Rethink the way you word your job descriptions, from years of experience to required degrees. Take a look at who performs at your company and consider the things that really matter. What makes your great employees great? Identify the qualities of the best employees at your company, then write job descriptions that match them.
Learn more about: making your job postings inclusive.
Candidate specific campaigns.
Do you have a user experience on your careers site (think dedicated landing pages) that speaks to groups such as veterans, people with disabilities, women, or POC in leadership? When developing your D&I recruitment marketing campaigns, do you have a specific group in mind? You can use programmatic advertising to target and capture the attention of diverse candidates and adjust the campaigns in real time based on the success of those targeted job postings.

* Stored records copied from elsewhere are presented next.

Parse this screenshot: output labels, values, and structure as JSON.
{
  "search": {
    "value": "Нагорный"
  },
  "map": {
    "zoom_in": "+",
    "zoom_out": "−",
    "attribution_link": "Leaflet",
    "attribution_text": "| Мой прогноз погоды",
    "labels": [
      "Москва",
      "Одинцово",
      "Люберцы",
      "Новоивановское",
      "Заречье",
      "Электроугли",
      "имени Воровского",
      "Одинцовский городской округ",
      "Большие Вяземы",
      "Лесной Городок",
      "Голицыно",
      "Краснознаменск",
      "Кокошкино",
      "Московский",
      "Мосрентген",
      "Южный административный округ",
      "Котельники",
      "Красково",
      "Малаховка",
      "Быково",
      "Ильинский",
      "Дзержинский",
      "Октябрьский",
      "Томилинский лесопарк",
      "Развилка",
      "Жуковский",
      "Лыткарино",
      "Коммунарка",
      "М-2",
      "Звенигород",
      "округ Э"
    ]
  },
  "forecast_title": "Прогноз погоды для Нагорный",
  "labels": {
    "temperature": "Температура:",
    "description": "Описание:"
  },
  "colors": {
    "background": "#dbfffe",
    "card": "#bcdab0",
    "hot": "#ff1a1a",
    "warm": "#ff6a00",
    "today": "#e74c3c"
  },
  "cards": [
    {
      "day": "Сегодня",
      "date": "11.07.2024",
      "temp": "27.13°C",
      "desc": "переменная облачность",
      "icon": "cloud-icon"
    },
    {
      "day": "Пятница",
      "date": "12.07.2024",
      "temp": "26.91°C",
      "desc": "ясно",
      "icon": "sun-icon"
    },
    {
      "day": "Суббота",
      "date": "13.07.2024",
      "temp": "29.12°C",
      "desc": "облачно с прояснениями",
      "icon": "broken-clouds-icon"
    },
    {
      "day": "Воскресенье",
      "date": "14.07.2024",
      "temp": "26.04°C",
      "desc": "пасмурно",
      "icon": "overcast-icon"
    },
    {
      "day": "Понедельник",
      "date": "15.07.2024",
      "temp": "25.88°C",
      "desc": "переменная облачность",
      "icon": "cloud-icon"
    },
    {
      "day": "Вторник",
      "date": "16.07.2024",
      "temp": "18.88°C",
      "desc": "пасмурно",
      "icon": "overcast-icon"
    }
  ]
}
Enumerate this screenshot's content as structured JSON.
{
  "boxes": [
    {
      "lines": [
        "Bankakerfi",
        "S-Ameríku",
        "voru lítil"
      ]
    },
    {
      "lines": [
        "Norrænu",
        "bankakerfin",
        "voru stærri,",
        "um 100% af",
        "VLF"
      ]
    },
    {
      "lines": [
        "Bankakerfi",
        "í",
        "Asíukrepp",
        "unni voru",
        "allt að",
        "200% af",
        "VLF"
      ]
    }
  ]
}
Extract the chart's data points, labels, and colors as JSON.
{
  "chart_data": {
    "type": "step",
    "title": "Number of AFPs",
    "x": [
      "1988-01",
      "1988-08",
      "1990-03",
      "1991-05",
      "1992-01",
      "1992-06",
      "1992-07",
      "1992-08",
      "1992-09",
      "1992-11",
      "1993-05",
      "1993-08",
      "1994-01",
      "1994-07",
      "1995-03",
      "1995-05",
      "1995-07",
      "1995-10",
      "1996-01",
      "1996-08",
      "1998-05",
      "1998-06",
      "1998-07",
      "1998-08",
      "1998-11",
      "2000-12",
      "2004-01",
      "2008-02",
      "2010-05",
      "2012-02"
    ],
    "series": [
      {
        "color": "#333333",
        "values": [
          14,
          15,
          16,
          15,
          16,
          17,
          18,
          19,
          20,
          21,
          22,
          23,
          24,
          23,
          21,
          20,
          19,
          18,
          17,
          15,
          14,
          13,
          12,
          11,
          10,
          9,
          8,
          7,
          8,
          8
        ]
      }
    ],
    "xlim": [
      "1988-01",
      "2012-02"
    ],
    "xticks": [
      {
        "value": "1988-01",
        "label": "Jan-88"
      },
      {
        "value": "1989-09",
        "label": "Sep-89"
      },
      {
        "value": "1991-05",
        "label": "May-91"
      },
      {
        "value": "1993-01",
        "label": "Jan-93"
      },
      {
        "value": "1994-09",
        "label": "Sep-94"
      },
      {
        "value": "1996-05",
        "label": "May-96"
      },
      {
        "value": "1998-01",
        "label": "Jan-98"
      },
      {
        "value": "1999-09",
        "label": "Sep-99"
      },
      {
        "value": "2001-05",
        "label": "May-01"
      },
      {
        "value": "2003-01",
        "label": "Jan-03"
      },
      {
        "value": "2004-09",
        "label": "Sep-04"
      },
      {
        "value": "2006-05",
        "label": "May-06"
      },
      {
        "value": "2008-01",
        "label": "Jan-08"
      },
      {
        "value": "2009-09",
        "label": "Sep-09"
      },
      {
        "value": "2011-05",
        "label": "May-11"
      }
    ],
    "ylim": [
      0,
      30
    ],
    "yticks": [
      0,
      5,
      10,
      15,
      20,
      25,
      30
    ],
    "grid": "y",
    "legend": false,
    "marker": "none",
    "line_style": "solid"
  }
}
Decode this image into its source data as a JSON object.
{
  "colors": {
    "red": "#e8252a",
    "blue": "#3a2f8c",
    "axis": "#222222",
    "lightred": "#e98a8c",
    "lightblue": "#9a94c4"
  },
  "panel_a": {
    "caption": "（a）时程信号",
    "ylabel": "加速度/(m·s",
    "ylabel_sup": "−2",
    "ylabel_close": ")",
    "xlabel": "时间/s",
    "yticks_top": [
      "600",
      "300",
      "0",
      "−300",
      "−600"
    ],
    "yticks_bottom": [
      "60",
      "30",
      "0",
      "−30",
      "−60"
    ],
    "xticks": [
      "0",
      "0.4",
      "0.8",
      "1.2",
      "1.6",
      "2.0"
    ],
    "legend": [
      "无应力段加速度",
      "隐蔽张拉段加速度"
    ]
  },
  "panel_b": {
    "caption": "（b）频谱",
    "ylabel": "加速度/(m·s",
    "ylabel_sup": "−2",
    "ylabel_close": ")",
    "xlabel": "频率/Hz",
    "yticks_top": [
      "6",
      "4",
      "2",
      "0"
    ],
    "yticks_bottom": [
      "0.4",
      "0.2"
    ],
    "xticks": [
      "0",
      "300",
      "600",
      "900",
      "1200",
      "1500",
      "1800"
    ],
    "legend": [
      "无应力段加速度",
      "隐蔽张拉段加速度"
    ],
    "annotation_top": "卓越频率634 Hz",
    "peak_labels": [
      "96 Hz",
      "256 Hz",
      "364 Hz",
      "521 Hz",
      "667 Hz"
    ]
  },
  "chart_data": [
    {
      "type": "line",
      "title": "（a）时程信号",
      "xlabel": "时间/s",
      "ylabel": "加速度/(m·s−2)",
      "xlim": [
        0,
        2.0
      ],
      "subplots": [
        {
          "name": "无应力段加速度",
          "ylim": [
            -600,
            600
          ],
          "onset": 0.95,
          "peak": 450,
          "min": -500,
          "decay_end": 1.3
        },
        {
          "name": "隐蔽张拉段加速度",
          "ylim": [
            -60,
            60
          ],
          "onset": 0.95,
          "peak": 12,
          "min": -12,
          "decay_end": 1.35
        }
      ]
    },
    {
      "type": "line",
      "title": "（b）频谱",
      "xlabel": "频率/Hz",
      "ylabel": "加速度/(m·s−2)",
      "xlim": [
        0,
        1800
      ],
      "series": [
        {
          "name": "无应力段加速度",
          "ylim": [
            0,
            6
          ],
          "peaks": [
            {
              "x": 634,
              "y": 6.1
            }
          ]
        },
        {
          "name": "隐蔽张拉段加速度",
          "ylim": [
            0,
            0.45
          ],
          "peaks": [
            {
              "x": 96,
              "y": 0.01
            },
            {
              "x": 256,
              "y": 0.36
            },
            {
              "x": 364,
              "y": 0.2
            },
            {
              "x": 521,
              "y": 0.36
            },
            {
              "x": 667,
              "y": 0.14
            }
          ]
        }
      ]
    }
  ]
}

Diversity-specific careers site landing pages are important because they can help you understand your talent funnel and candidate conversion ratios. This helps you and your recruiting team better forecast the candidate traffic you need from various sources and positions that are part of your diversity recruiting efforts regardless of your compliance or company-specific goals.
While you do want to think bigger and broader for the long-term, bigger and broader could be what’s stalling your D&I efforts. It’s important to pick a starting place. For example, look at your careers site and ensure that your company is sincerely represented, that your site and application process is compliant with Web Content Accessibility Guidelines 2.0 (WCAG) standards, and that you tell your company’s story in a genuine way, in order to make the long-term happen.